Marjaliza presenta un documento sobre financiación del PSOE de Simancas

Aparecen más ramificaciones de la ‘trama Púnica’ y en esta ocasión David Marjaliza, el empresario arrepentido de esta corrupción, apunta, con más imaginación que verosimilitud, al PSOE madrileño.

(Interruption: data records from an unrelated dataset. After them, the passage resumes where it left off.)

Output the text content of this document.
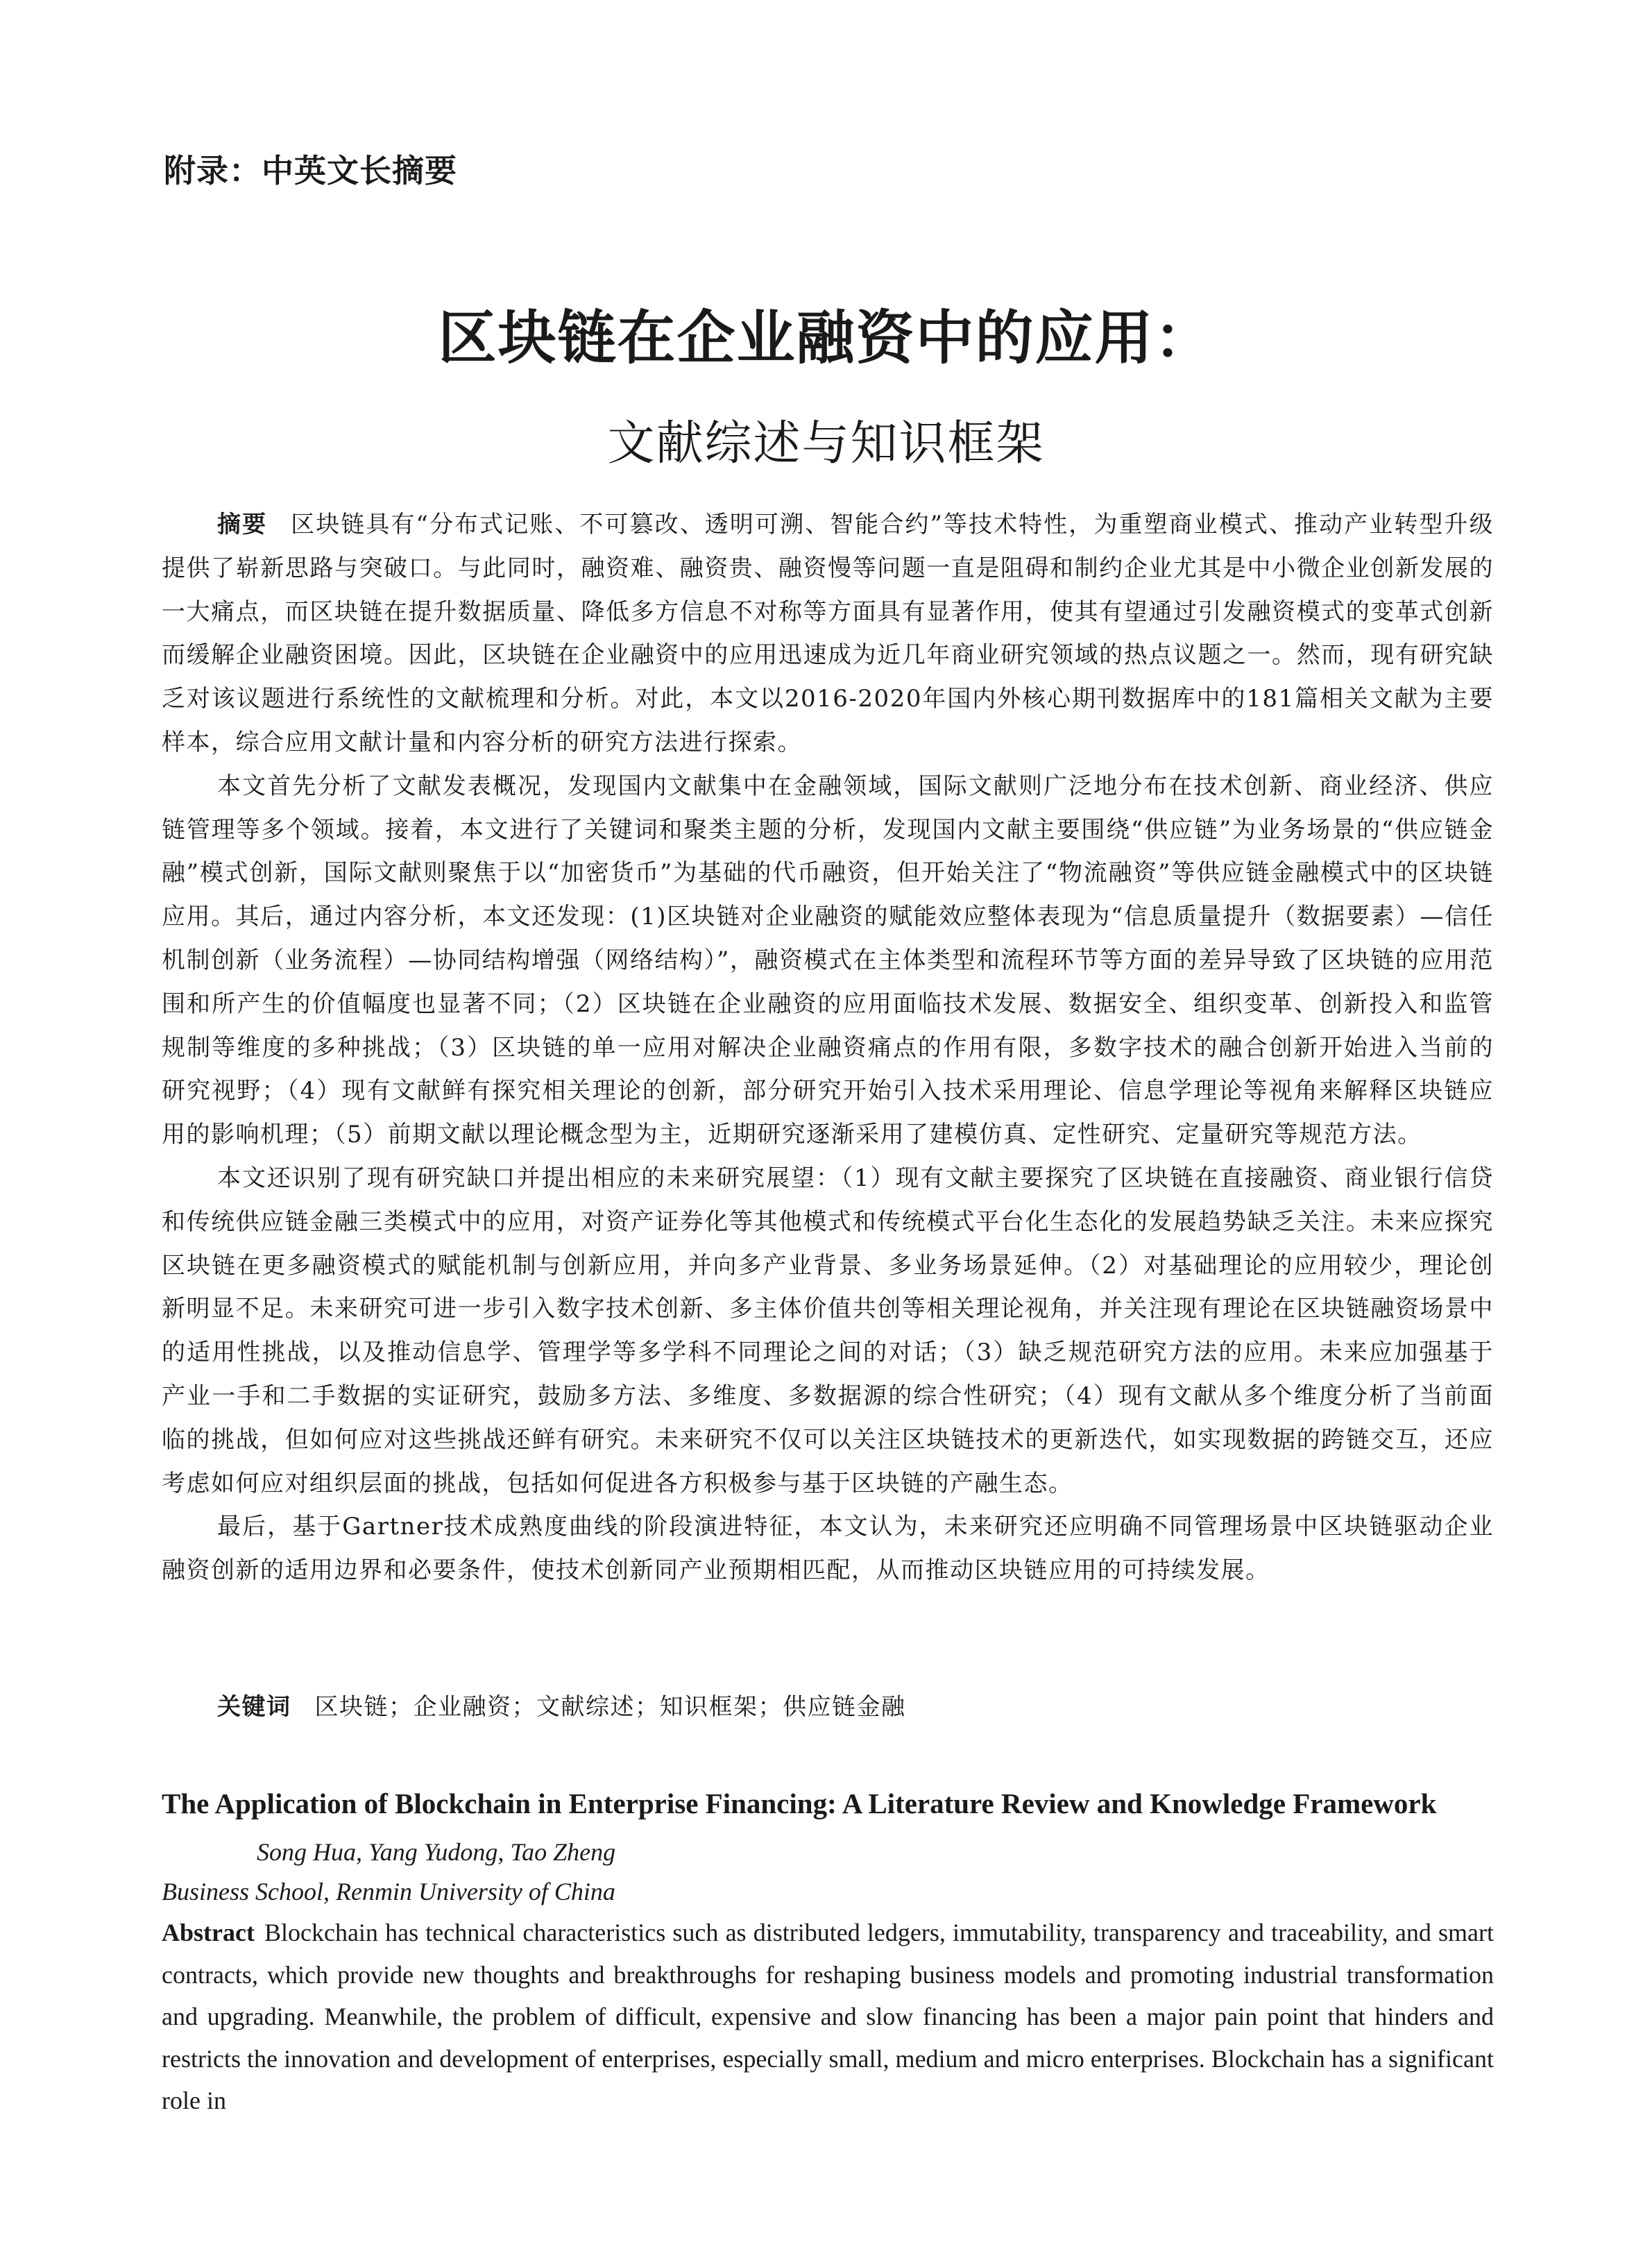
附录：中英文长摘要
区块链在企业融资中的应用：
文献综述与知识框架

摘要 区块链具有“分布式记账、不可篡改、透明可溯、智能合约”等技术特性，为重塑商业模式、推动产业转型升级提供了崭新思路与突破口。与此同时，融资难、融资贵、融资慢等问题一直是阻碍和制约企业尤其是中小微企业创新发展的一大痛点，而区块链在提升数据质量、降低多方信息不对称等方面具有显著作用，使其有望通过引发融资模式的变革式创新而缓解企业融资困境。因此，区块链在企业融资中的应用迅速成为近几年商业研究领域的热点议题之一。然而，现有研究缺乏对该议题进行系统性的文献梳理和分析。对此，本文以2016-2020年国内外核心期刊数据库中的181篇相关文献为主要样本，综合应用文献计量和内容分析的研究方法进行探索。

本文首先分析了文献发表概况，发现国内文献集中在金融领域，国际文献则广泛地分布在技术创新、商业经济、供应链管理等多个领域。接着，本文进行了关键词和聚类主题的分析，发现国内文献主要围绕“供应链”为业务场景的“供应链金融”模式创新，国际文献则聚焦于以“加密货币”为基础的代币融资，但开始关注了“物流融资”等供应链金融模式中的区块链应用。其后，通过内容分析，本文还发现：(1)区块链对企业融资的赋能效应整体表现为“信息质量提升（数据要素）—信任机制创新（业务流程）—协同结构增强（网络结构）”，融资模式在主体类型和流程环节等方面的差异导致了区块链的应用范围和所产生的价值幅度也显著不同；（2）区块链在企业融资的应用面临技术发展、数据安全、组织变革、创新投入和监管规制等维度的多种挑战；（3）区块链的单一应用对解决企业融资痛点的作用有限，多数字技术的融合创新开始进入当前的研究视野；（4）现有文献鲜有探究相关理论的创新，部分研究开始引入技术采用理论、信息学理论等视角来解释区块链应用的影响机理；（5）前期文献以理论概念型为主，近期研究逐渐采用了建模仿真、定性研究、定量研究等规范方法。

本文还识别了现有研究缺口并提出相应的未来研究展望：（1）现有文献主要探究了区块链在直接融资、商业银行信贷和传统供应链金融三类模式中的应用，对资产证券化等其他模式和传统模式平台化生态化的发展趋势缺乏关注。未来应探究区块链在更多融资模式的赋能机制与创新应用，并向多产业背景、多业务场景延伸。（2）对基础理论的应用较少，理论创新明显不足。未来研究可进一步引入数字技术创新、多主体价值共创等相关理论视角，并关注现有理论在区块链融资场景中的适用性挑战，以及推动信息学、管理学等多学科不同理论之间的对话；（3）缺乏规范研究方法的应用。未来应加强基于产业一手和二手数据的实证研究，鼓励多方法、多维度、多数据源的综合性研究；（4）现有文献从多个维度分析了当前面临的挑战，但如何应对这些挑战还鲜有研究。未来研究不仅可以关注区块链技术的更新迭代，如实现数据的跨链交互，还应考虑如何应对组织层面的挑战，包括如何促进各方积极参与基于区块链的产融生态。

最后，基于Gartner技术成熟度曲线的阶段演进特征，本文认为，未来研究还应明确不同管理场景中区块链驱动企业融资创新的适用边界和必要条件，使技术创新同产业预期相匹配，从而推动区块链应用的可持续发展。

关键词 区块链；企业融资；文献综述；知识框架；供应链金融
The Application of Blockchain in Enterprise Financing: A Literature Review and Knowledge Framework
Song Hua, Yang Yudong, Tao Zheng
Business School, Renmin University of China

Abstract Blockchain has technical characteristics such as distributed ledgers, immutability, transparency and traceability, and smart contracts, which provide new thoughts and breakthroughs for reshaping business models and promoting industrial transformation and upgrading. Meanwhile, the problem of difficult, expensive and slow financing has been a major pain point that hinders and restricts the innovation and development of enterprises, especially small, medium and micro enterprises. Blockchain has a significant role in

En concreto, Marjaliza ha entregado a la Audiencia Nacional 33 anotaciones manuscritas de la contabilidad B de sus empresas.

En ellas anotó a mano pagos en negro a tres formaciones políticas. Más concretamente, 970.290 euros entregados, dice, al PSOE, 105.489 euros al PP y 15.025 a Izquierda Unida.

Esa primera anotación manuscrita correspondería a pagos a los socialistas madrileños en la etapa en la que Rafael Simancas era secretario general del PSOE de Madrid. Según El Mundo, ese millón de euros se habría entregado a los socialistas de Pinto, Parla, Valdemoro y Aranjuez, cuestión que en modo alguno está acreditado.

Al entregar estos documentos en la Audiencia Nacional, el empresario arrepentido intenta demostrar que dio comisiones a políticos de todos los colores pero de forma tardía y presumiblemente inventada. Según las fechas de esos apuntes, en esa época, el PSOE gobernaba en la mayoría de las localidades donde actuaban las empresas de Marjaliza. En Valdemoro, en cambio, fue alcalde hasta 2003 Francisco Granados.

Este último, que fue consejero en la Comunidad de Madrid, habría instado al conseguidor de la Púnica a “quemar” en “un día de niebla” estos documentos. El también ex alcalde de Valdemoro siempre ha negado que hiciera tal recomendación a Marjaliza.

Marjaliza no habría destruido esa documentación

Supuestamente, dicha documentación fue destruida. Sin embargo, ahora el empresario arrepentido presenta una contabilidad parecida a la de años anteriores. Eso sí, con fechas entre 1999 y 2002. En todo caso, vista la fecha de las anotaciones, los supuestos delitos habrían prescrito.

Es un episodio más del cuentagotas por el que habitualmente Marjaliza, cada cierto tiempo, saca a relucir documentos de supuestos sobornos o mordidas a políticos. Y lo hace como avales, sin pruebas, de las confesiones que ha ido haciendo al juez Manuel García Castellón.

El empresario siempre ha sostenido que las mordidas eran una práctica habitual en aquella época y que daba igual el color del partido.